EventHub streaming in PySpark with sparse events - Future timeout [300]

This is different than the issue for really big joins. That is because of a BroadcastHashJoin timeout, which you can find a solution for here. My issue was that the stream timed out when my event hub didn't receive an event for over 5 minutes.

TLDR;

Your event hubs conf dictionary should look like the following. eventhubs.operationTimeout and eventhubs.receiverTimeout are the important parts.

operation_timeout = datetime.time(<hours>, <minutes>, <seconds>).strftime("PT%HH%MM%SS")

conf = {  
  'eventhubs.connectionString' : connection_string,
  'eventhubs.consumerGroup': 'consumergroup',
  'eventhubs.operationTimeout': operation_timeout,
  'eventhubs.receiverTimeout': operation_timeout,
}

operation_timeout is an ISO-8601 duration string that gets passed to java.time.Duration. So you could just write it out manually, too.

Otherwise, the journey:

I have an event hub stream that is getting an event only once every 15 minutes and was getting this error after running the job:

Caused by: org.apache.spark.SparkException: Job aborted due to stage failure: Task 5 in stage 27.0 failed 4 times, most recent failure: Lost task 5.3 in stage 27.0 (TID 429, 10.139.64.9, executor 0): java.util.concurrent.TimeoutException: Futures timed out after [300 seconds]  
    at scala.concurrent.impl.Promise$DefaultPromise.ready(Promise.scala:219)
    at scala.concurrent.impl.Promise$DefaultPromise.result(Promise.scala:223)
    at scala.concurrent.Await$$anonfun$result$1.apply(package.scala:190)
    at scala.concurrent.BlockContext$DefaultBlockContext$.blockOn(BlockContext.scala:53)
    at scala.concurrent.Await$.result(package.scala:190)
    at org.apache.spark.eventhubs.client.CachedEventHubsReceiver.checkCursor(CachedEventHubsReceiver.scala:96)
    at org.apache.spark.eventhubs.client.CachedEventHubsReceiver.org$apache$spark$eventhubs$client$CachedEventHubsReceiver$$receive(CachedEventHubsReceiver.scala:130)
    at org.apache.spark.eventhubs.client.CachedEventHubsReceiver$.receive(CachedEventHubsReceiver.scala:179)
    at org.apache.spark.eventhubs.rdd.EventHubsRDD.compute(EventHubsRDD.scala:122)
    at org.apache.spark.rdd.RDD.computeOrReadCheckpoint(RDD.scala:336)

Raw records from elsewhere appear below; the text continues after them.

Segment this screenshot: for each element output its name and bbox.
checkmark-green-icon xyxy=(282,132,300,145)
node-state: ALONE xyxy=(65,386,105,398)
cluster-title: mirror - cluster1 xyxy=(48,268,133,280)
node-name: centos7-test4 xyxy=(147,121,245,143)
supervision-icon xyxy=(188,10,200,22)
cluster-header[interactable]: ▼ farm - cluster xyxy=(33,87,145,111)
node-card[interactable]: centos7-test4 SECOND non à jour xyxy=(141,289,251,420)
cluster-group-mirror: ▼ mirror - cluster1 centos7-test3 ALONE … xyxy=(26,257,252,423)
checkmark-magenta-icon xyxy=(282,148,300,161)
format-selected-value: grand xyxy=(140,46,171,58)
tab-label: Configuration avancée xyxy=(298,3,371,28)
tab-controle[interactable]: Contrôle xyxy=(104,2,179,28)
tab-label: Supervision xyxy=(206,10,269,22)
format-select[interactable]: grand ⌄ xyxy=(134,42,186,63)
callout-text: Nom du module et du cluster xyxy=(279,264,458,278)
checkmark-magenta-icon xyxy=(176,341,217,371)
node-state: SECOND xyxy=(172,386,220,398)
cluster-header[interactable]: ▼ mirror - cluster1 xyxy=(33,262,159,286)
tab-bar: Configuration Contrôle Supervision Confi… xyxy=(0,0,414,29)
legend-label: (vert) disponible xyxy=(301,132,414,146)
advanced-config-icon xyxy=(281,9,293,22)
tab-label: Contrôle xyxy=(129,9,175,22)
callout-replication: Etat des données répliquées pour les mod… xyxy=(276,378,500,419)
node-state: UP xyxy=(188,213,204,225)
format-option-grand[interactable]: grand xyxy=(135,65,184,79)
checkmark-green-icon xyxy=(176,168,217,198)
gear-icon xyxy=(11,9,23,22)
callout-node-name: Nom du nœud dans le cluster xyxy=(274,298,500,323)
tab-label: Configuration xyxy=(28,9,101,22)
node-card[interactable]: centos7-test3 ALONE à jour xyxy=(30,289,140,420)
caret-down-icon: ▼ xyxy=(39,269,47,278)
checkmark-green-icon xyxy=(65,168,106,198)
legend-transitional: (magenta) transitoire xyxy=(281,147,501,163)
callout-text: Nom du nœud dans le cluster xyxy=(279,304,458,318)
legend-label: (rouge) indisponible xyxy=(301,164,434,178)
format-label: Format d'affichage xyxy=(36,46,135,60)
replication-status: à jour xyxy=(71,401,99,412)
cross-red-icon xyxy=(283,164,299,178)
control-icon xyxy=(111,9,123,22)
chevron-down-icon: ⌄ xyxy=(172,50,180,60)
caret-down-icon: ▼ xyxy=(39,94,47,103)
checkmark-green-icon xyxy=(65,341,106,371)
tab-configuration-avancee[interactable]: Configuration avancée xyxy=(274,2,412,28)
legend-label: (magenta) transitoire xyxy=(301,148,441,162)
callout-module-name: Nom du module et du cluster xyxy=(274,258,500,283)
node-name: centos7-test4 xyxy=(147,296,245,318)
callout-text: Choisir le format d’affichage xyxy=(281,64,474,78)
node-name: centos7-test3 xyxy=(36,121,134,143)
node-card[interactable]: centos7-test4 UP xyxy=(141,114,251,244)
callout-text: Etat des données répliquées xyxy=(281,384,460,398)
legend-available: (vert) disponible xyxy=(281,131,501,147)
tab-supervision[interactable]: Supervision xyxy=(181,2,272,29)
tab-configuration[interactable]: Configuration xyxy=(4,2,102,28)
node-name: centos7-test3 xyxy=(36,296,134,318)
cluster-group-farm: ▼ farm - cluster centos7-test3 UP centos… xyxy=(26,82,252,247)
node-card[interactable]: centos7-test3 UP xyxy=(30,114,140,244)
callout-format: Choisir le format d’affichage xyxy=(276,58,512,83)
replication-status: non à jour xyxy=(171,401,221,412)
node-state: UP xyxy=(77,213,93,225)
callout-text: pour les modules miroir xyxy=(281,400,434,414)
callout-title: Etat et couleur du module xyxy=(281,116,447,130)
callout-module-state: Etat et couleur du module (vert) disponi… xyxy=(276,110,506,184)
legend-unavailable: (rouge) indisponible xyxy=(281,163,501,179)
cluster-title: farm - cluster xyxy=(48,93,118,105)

Looks like other people were seeing the same thing, so the folks at Microsoft fixed their library here. Looks like there was a 300 seconds timeout value hardcoded, which they turned into something you could set manually.

How to set that manually? You'll never guess, but the answer was in the docs. You have to add a value to the event hub config (you know, the place with your connection string). That value is eventhubs.operationTimeout. I had initially tried to pass something like '1200s' and '1200 seconds', but those failed with a java.time.format.DateTimeParseException: Text cannot be parsed to a Duration. And for some reason the results got cached, so I had to restart the cluster before getting the actual answer to work. To end the suspense, the solution was to set the value to an ISO-8601 duration string, which you can do like datetime.time(<hours>, <minutes, <seconds>).strftime("PT%HH%MM%SS").